18. In the instant case the appellant was served with a notice under section 148 of the Act and was followed by notice under section 142(1) of the Act whereupon the assessee had chosen to file the return. It is not disputed that the return so filed consequent to the notices included her share of profit from the firm. It is thus clear that the said return could not be said to be a voluntary return within the meaning of section 139(1) of the Act and it is not a case where the assessee is claiming carry forward of business loss. Going by these facts alone it could not be said that the provisions of section 139(3) of the Act are attracted even in those cases where consequent upon the assessment of the firm the share of the partner gets converted to a loss. It could not be said that a person who apprehends that consequent to the assessment proceedings his income from business could get converted to a loss, must file his return voluntarily and within the time allowed under section 139(1) of the Act and this, he should do so before he is called upon to file his return by means of a notice under section 139(2) of the Act.
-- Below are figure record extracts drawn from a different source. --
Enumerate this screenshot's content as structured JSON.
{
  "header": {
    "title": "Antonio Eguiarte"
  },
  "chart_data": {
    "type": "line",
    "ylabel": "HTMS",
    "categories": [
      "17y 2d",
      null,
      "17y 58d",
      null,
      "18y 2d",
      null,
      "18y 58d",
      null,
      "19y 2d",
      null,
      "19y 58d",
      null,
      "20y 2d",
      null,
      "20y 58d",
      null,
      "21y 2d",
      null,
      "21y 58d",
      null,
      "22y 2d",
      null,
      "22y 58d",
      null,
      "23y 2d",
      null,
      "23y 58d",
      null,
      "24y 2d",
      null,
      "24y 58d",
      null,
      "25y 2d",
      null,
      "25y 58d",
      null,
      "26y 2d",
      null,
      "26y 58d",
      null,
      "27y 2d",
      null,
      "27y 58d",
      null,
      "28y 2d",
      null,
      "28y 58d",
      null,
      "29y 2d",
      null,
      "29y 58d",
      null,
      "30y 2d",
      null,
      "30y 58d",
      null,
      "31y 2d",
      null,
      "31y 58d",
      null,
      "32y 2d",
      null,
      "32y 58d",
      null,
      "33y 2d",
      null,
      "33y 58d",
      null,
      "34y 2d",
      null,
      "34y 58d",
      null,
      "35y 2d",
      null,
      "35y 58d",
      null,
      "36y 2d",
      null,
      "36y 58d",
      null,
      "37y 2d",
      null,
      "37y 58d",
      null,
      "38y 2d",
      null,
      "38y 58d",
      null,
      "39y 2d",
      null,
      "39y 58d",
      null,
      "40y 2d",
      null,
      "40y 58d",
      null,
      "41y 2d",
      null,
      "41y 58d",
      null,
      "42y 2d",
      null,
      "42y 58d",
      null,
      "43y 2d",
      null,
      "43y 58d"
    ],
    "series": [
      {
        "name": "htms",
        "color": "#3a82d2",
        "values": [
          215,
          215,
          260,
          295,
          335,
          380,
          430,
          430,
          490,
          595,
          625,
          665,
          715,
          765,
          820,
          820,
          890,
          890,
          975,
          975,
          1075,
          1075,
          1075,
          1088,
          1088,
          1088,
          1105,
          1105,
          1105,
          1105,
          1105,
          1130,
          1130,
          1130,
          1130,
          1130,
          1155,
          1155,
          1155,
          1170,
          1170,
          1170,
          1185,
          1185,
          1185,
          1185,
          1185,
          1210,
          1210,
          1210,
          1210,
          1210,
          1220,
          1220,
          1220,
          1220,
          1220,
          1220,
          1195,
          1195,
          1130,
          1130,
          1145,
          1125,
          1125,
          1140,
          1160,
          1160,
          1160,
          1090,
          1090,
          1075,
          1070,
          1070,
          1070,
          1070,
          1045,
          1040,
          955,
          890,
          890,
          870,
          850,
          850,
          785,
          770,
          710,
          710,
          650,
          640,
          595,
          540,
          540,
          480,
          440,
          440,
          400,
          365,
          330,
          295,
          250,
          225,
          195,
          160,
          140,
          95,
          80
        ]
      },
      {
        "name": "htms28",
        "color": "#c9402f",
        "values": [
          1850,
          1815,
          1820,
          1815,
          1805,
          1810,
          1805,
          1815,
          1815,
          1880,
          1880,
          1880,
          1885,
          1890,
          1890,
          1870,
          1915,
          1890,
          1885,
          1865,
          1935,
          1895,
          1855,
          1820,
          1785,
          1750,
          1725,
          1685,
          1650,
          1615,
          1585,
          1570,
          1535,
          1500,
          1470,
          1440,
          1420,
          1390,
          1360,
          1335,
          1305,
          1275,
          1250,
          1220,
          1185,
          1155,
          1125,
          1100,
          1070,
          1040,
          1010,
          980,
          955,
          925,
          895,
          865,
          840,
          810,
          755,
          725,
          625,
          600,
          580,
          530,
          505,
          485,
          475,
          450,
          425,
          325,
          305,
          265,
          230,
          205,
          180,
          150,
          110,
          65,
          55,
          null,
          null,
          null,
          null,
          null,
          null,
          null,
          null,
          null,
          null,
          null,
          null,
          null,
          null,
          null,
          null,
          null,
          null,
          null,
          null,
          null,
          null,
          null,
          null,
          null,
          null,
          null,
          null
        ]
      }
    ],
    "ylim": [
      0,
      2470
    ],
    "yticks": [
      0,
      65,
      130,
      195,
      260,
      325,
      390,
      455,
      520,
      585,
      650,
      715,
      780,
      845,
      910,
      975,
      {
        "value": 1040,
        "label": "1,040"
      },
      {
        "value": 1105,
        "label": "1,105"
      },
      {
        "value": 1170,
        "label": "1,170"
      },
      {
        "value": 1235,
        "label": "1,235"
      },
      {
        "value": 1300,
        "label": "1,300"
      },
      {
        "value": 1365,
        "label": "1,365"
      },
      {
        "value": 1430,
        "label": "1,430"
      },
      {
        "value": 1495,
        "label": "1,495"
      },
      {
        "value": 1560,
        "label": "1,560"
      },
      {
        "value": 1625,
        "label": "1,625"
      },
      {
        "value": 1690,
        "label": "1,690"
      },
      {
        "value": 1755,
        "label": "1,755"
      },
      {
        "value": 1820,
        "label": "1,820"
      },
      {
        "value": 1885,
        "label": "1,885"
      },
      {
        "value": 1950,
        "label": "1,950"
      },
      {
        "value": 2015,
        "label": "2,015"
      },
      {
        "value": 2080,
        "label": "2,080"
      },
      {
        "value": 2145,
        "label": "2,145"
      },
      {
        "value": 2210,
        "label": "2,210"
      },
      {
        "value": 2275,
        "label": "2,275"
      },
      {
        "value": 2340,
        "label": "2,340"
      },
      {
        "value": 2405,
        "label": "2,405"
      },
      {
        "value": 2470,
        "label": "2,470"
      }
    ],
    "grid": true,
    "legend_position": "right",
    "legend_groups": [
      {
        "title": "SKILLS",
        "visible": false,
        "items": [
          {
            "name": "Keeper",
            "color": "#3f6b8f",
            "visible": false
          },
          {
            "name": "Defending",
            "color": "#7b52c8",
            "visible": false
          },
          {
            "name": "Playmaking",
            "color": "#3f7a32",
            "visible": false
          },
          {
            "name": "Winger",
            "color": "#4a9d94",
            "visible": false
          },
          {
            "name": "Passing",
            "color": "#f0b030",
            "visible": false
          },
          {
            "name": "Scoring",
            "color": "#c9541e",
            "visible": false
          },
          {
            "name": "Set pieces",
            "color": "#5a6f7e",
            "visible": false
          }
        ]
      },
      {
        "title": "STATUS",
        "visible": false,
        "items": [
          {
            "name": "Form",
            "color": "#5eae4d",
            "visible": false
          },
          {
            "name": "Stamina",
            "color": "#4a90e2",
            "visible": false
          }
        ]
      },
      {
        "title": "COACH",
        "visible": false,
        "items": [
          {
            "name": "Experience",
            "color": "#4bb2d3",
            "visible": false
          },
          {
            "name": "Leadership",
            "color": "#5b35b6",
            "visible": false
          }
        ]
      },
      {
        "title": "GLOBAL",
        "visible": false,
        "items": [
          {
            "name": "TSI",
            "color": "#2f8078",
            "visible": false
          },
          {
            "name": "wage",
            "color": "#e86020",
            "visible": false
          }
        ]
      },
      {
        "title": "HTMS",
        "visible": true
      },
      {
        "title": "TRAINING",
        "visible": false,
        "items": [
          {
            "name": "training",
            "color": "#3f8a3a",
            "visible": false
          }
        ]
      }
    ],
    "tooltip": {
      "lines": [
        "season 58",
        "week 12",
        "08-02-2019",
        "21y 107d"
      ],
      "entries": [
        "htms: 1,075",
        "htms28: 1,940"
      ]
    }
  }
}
19. In the instant case it is not the case of the appellant that at the time she filed her return though consequent to the notice under section 148 of the Act that the assessment of the firm was not completed. It is also not the case of the appellant that at the point of time she filed her return she never anticipated of deductions being allowed in the assessment of the firm of payments governed by section 43B of the Act as a consequence of which the profit got converted to a loss. This we are observing for the reason that no assessee should be able to claim the loss in business on the basis that he had filed a return showing profit only though belated and may or may not be in pursuance to a notice under section 139(2) of the Act, when he knew that he should have in fact filed his return of loss from business.

20. We for the foregoing reasons are of the opinion that the authorities below justifiably rejected the claim for set off and carried forward of the share of the business loss in the hands of the assessee. We accordingly uphold their order and dismiss the appeal.